'Shoplifters' Review: A fresh, humane, poignant and a must watch

A Potpourri of Vestiges Review

By Tanmay Shukla

Featured in IMDb Critic Reviews



The 2018 Palme d’Or winner Shoplifters is a sort of film that illustrates the expansive scope of cinema as a medium. The director Hirokazu Koreeda is not experimenting with the elements of film, he is captain of the ship—he knows exactly where he wants to go and the path he is going to follow. He is confident and patient as a filmmaker. It is all about the screenplay. It’s so well written that there is no need for any non-linear narrative, fancy camerawork, disorienting editing or extravagant production. What it needed was excellent acting and fastidious direction which it has and you have a masterpiece from Koreeda. The screenplay of Shoplifters written by Koreeda himself is a work of sheer genius. The observations are empathetic and compassionate. There is an attempt to understand people in poverty beyond economic hardship.

Shoplifters starts with Osamu, a middle aged man, and Shota, a young boy, who are shoplifting from a grocery store. Shota is carrying a bag-pack which he stuffs with his theft. Osamu has a wife Nobuya. Both work at low paying jobs. Love doesn’t glue them together, exigency of their predicament does. Aki is a teenager and she works at a strip club. The family largely runs on Grandma Hatsue’s pension. The sixth and newest member is Yuri, a homeless little girl who was abused by her parents. To write more about what happens will only diminish the impact of all the surprises that Koreeda throws at us not to keep you at the edge of your seat, but to challenge the typical notions of family.

As Shoplifters progresses it takes complete hold of your emotions. You don’t realise this because there is no contrivance. The rhythm and flow doesn’t imitate real life, it emerges from the same, so it seems. Every action is precisely and purposefully written that progression of story doesn’t come to notice until you look back. The performances Koreeda has prized out of his ensemble cast is faultless and it is primarily on acting the success of Shoplifters is dependent upon when you have a sublime screenplay full of powerful moments. Sakura Ando as Nobuyo still manages to stand out in what is overall refined performance across the cast and the emotional frailty of this idiosyncratic family is naturally expressed.

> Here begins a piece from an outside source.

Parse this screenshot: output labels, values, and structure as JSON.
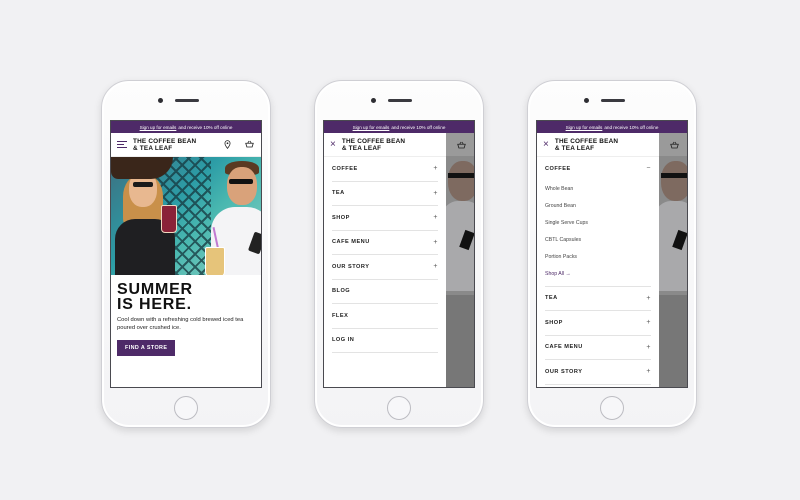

Shoplifters is full of funny exchanges, but there are quite a few intense ones too. In one scene, Aki is with a guy who was a customer at the strip club (one-way mirror). Aki is lonely and finds his company comforting. He is quiet but Aki is still happy. She shares a bond with the grandma whom she tells everything that happens in her life. In another scene, Nobuya and Osamu have a moment together and they make love. Osamu is too old for Nobuya but something has been building between them after all. Everyone even in this family finds something in togetherness.

Shoplifters explores what the threads holding a family together are made of and the answer reveals that its contents aren’t as simple as we believe them to be. It is sympathetic and warm-hearted film until its catastrophic culmination. It is so as by now we care about them and the revelations are too significant to be ignored, and we feel for them. “Maybe the bond is stronger when you choose your family.” When we look in the eyes of Shota and Yuri, it seems to be the truth.

Note: Shoplifters was recently screened at MAMI Mumbai Film Festival 2018.